The most visible recent example of an industry using government to destroy its competitors is the Microsoft suit brought forward by the Department of Justice. This high-profile case shows how jealous competitors will revert to government force to kill consumers' choices in an attempt to gain market share.

While government abuse and destruction does not usually garner enormous media attention, government's fervor to regulate is alive and well. A typical example is happening in the relatively low-profile case of shared business airplanes.

Business jets are much more than a tool for travel; they are symbols of speed and status that can make corporations look fast and powerful. While many of the richest companies purchase planes for their travel, corporate aircraft are becoming increasingly expensive as they fly higher and faster. This is necessary because a business jet needs to be much slicker than an airliner in order to carry the requisite cachet.

As a result, many cost- and status-conscious business execs have to decide between paying for an expensive jet that mostly will sit inside some hangar, not being seen by anyone, and hiring on-demand charter flights in slower, less-svelte planes. Since neither option is terribly appealing, this has left a perfect opening for an innovative new option—fractional business jet ownership.

A fractional ownership business is set up like a co-op. A member will buy a share of a group of planes and pay a periodic fee to a management group, which usually allows him to use a plane for a specified amount of time. Additional use can be obtained by paying additional fees. Imagine keeping a limousine company on retainer instead of buying the entire car and hiring a full-time driver. With expensive business jet downtime minimized, the industry has become a huge success, drawing peripheral celebrity Warren Buffet and corporate-heavy United Airlines as major players.

Enter the Federal Aviation Administration and its lexicon for us when we are above the ground, the Federal Aviation Regulations. It seems there are special rules for airlines, charter services, business aircraft, flying clubs, and general aviation, but there aren't any special rules for these fractional ownership groups. To the FAA the problem was obvious: How would they tell the new businesses how to run themselves? Which section of their book should they look in to do that?

So new rules have been drawn up and, as it turns out, these proposed rules are intentionally designed to make the industry less competitive. The FAA was pushed into action by the on-demand charter companies, who officially helped create the new rules.

Does the FAA have any tangible safety reasons for creating new regulations? Would its new rules simply codify existing practices? No and No. It turns out the fifteen-year safety record of the fractional ownership industry is exemplary. Perhaps it would be surprising to some, but people selling rides on their $40 million jets don't want them to crash, and, therefore, they tend to keep them in top shape. As for the cost of the proposed rules, an FAA spokeswoman says, "It's not an inexpensive rule, and a higher level of regulation is required."

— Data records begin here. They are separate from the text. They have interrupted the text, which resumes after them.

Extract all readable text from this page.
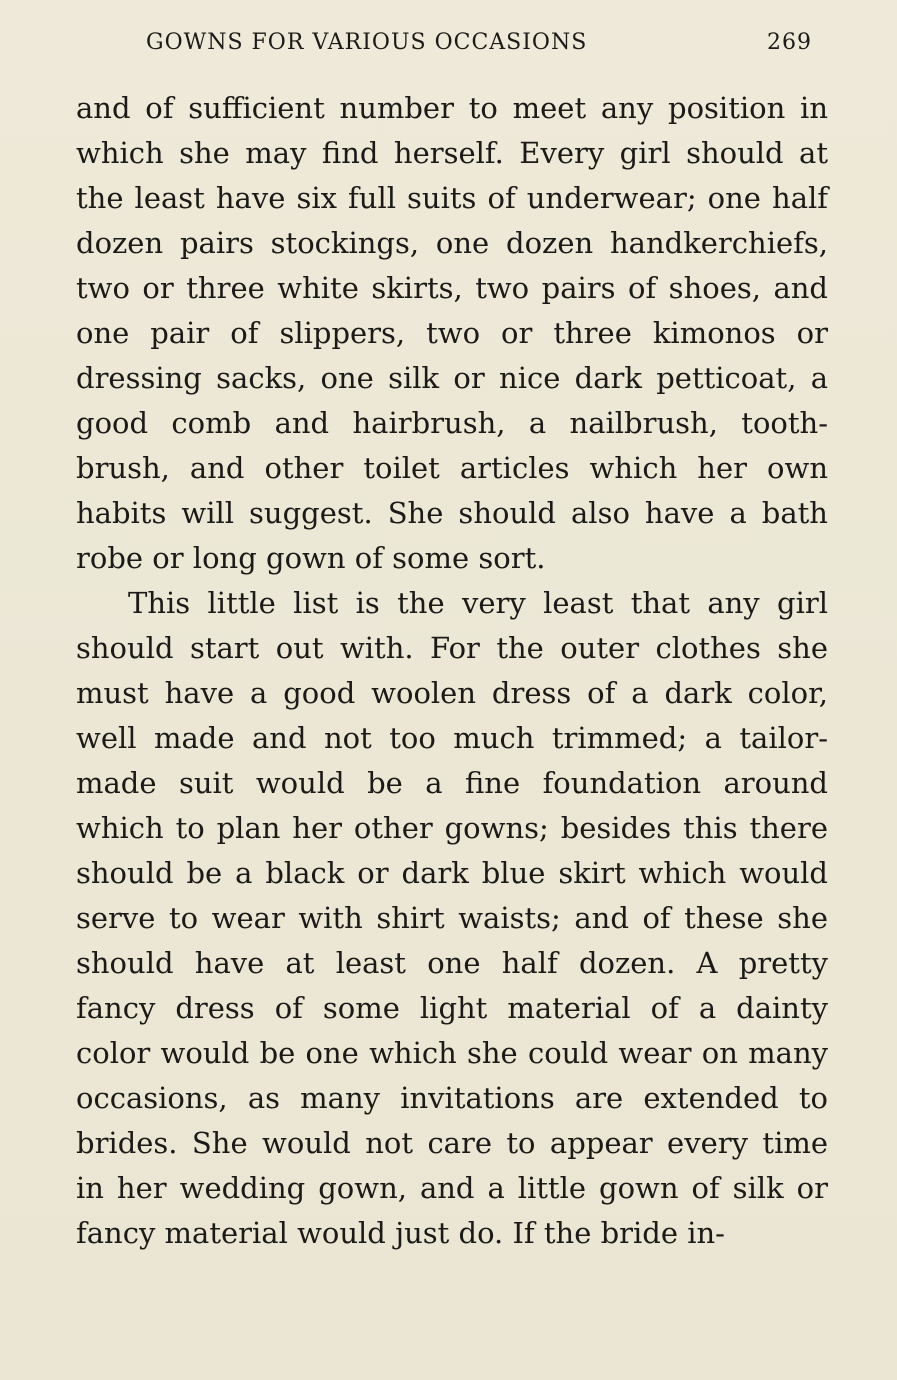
GOWNS FOR VARIOUS OCCASIONS	269
and of sufficient number to meet any position in
which she may find herself. Every girl should at
the least have six full suits of underwear; one half
dozen pairs stockings, one dozen handkerchiefs,
two or three white skirts, two pairs of shoes, and
one pair of slippers, two or three kimonos or
dressing sacks, one silk or nice dark petticoat, a
good comb and hairbrush, a nailbrush, tooth-
brush, and other toilet articles which her own
habits will suggest. She should also have a bath
robe or long gown of some sort.
This little list is the very least that any girl
should start out with. For the outer clothes she
must have a good woolen dress of a dark color,
well made and not too much trimmed; a tailor-
made suit would be a fine foundation around
which to plan her other gowns; besides this there
should be a black or dark blue skirt which would
serve to wear with shirt waists; and of these she
should have at least one half dozen. A pretty
fancy dress of some light material of a dainty
color would be one which she could wear on many
occasions, as many invitations are extended to
brides. She would not care to appear every time
in her wedding gown, and a little gown of silk or
fancy material would just do. If the bride in-
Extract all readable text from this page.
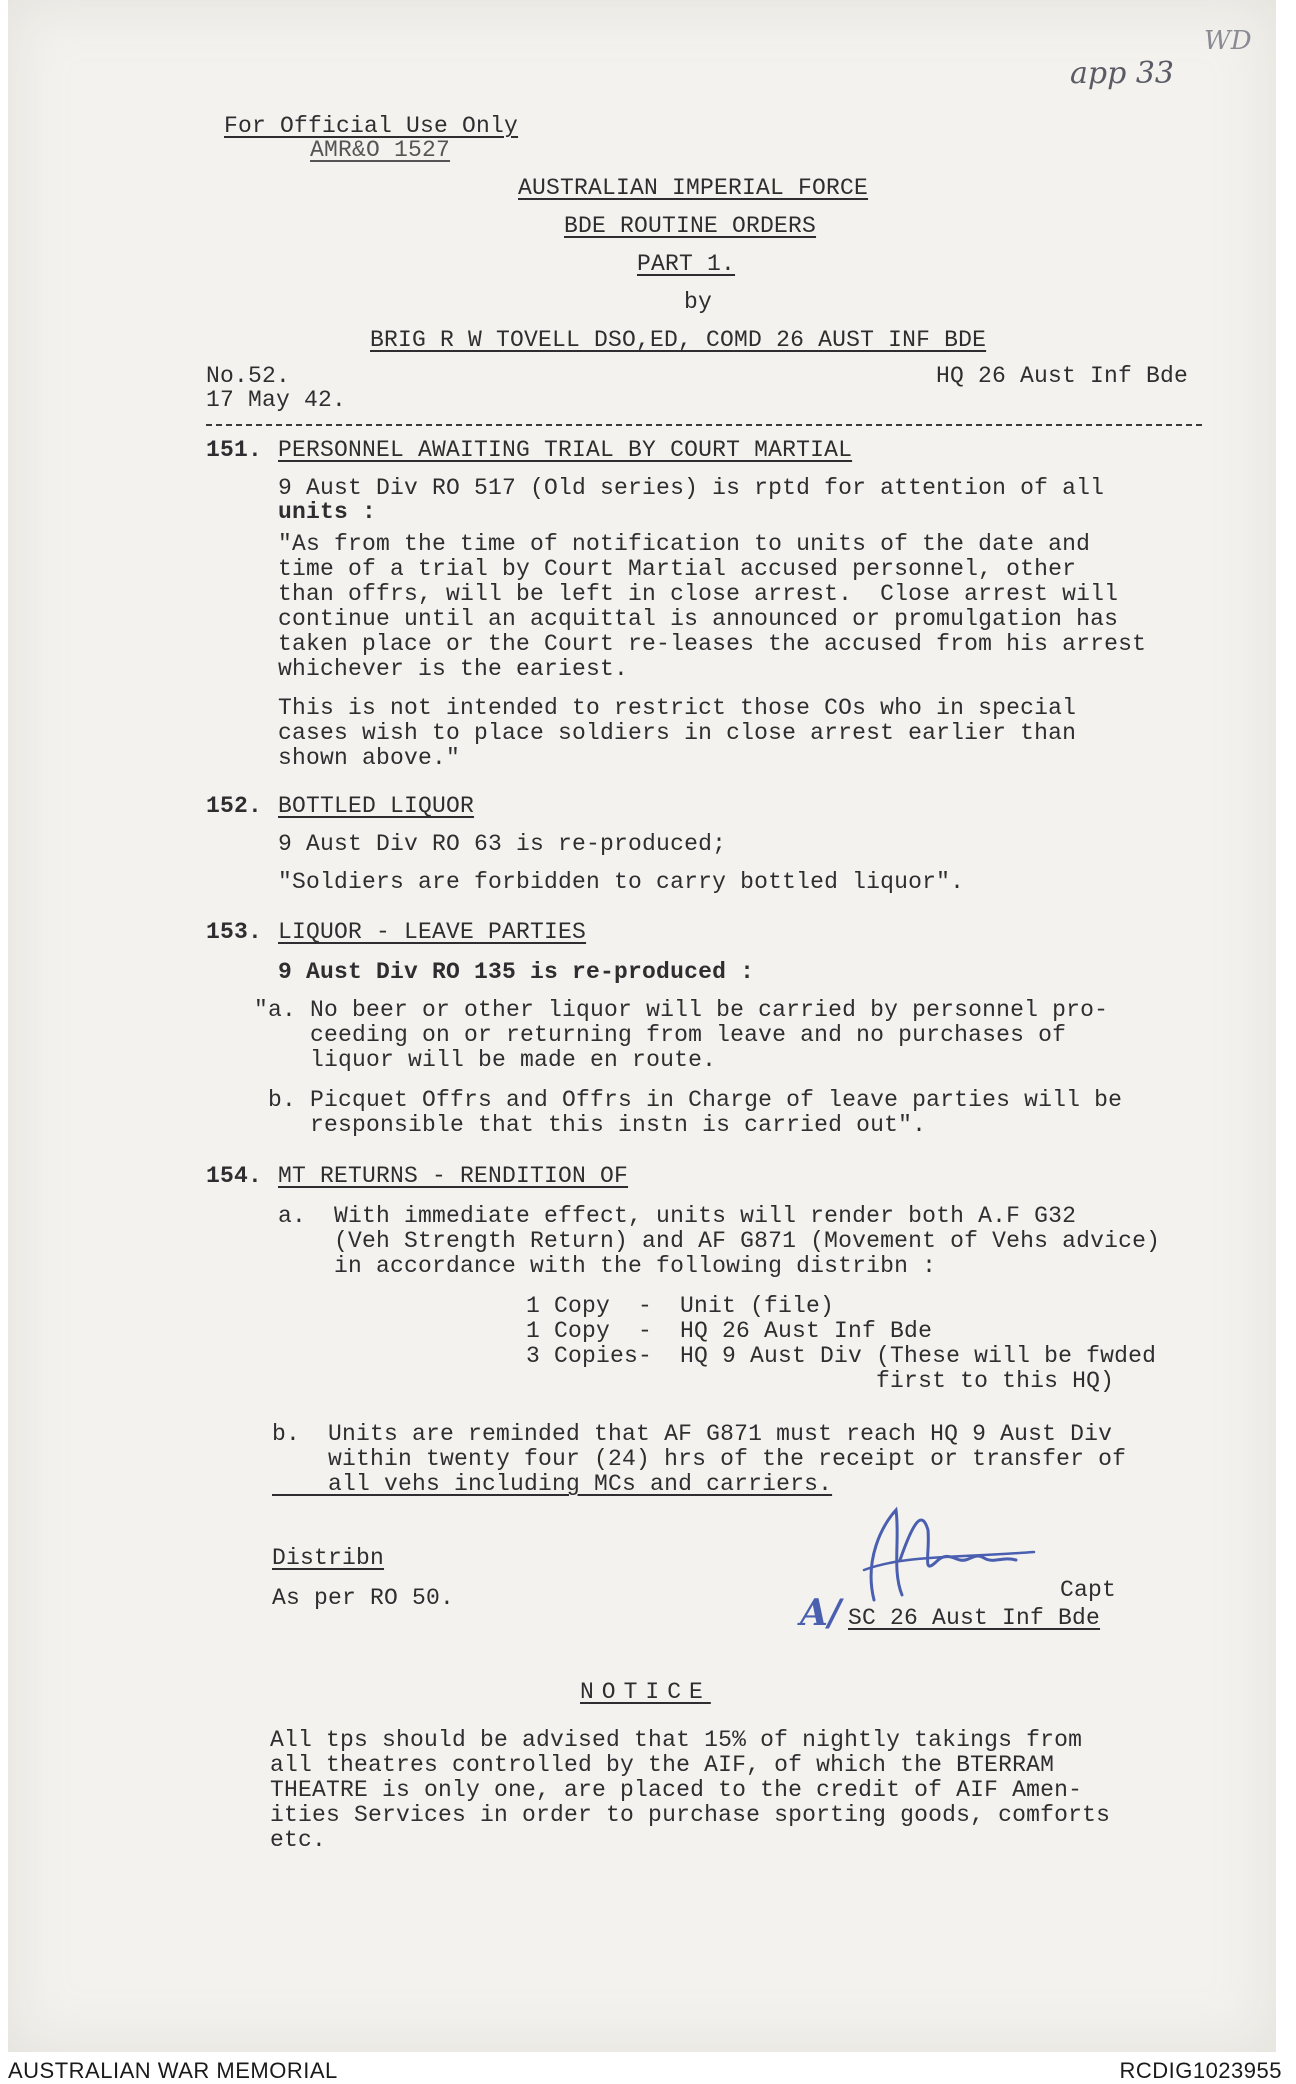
app 33
WD
For Official Use Only
AMR&O 1527
AUSTRALIAN IMPERIAL FORCE
BDE ROUTINE ORDERS
PART 1.
by
BRIG R W TOVELL DSO,ED, COMD 26 AUST INF BDE
No.52.
17 May 42.
HQ 26 Aust Inf Bde
151. PERSONNEL AWAITING TRIAL BY COURT MARTIAL
9 Aust Div RO 517 (Old series) is rptd for attention of all
units :
"As from the time of notification to units of the date and
time of a trial by Court Martial accused personnel, other
than offrs, will be left in close arrest.  Close arrest will
continue until an acquittal is announced or promulgation has
taken place or the Court re-leases the accused from his arrest
whichever is the eariest.
This is not intended to restrict those COs who in special
cases wish to place soldiers in close arrest earlier than
shown above."
152. BOTTLED LIQUOR
9 Aust Div RO 63 is re-produced;
"Soldiers are forbidden to carry bottled liquor".
153. LIQUOR - LEAVE PARTIES
9 Aust Div RO 135 is re-produced :
"a. No beer or other liquor will be carried by personnel pro-
ceeding on or returning from leave and no purchases of
liquor will be made en route.
b. Picquet Offrs and Offrs in Charge of leave parties will be
responsible that this instn is carried out".
154. MT RETURNS - RENDITION OF
a.  With immediate effect, units will render both A.F G32
(Veh Strength Return) and AF G871 (Movement of Vehs advice)
in accordance with the following distribn :
1 Copy  -  Unit (file)
1 Copy  -  HQ 26 Aust Inf Bde
3 Copies-  HQ 9 Aust Div (These will be fwded
first to this HQ)
b.  Units are reminded that AF G871 must reach HQ 9 Aust Div
within twenty four (24) hrs of the receipt or transfer of
all vehs including MCs and carriers.
Distribn
As per RO 50.	Capt
A/ SC 26 Aust Inf Bde
NOTICE
All tps should be advised that 15% of nightly takings from
all theatres controlled by the AIF, of which the BTERRAM
THEATRE is only one, are placed to the credit of AIF Amen-
ities Services in order to purchase sporting goods, comforts
etc.
AUSTRALIAN WAR MEMORIAL	RCDIG1023955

Currently, charter companies are forbidden from landing at some of the smaller airports, while the fractional planes can go anywhere they feel safe. New rules would ban fractional planes from landing on shorter runways. Fractional planes would also face new weather restrictions on when they may take off, where currently they determine their own margins of safety.

All fractional planes would be required to carry certain expensive instruments, including black boxes, weather detection equipment, and instruments designed to keep the pilots from running into things—like the ground, for instance. Why would you want a black box in your plane? For the same reason you'd want one in your car, of course.

When a fractional group introduces a new type of plane to its fleet, it would be required to fly and test it for twenty-five hours before incorporating it into normal operations. Here the government has determined that the industry's near-perfect safety record when making these decisions on its own is not sufficient to ensure public safety.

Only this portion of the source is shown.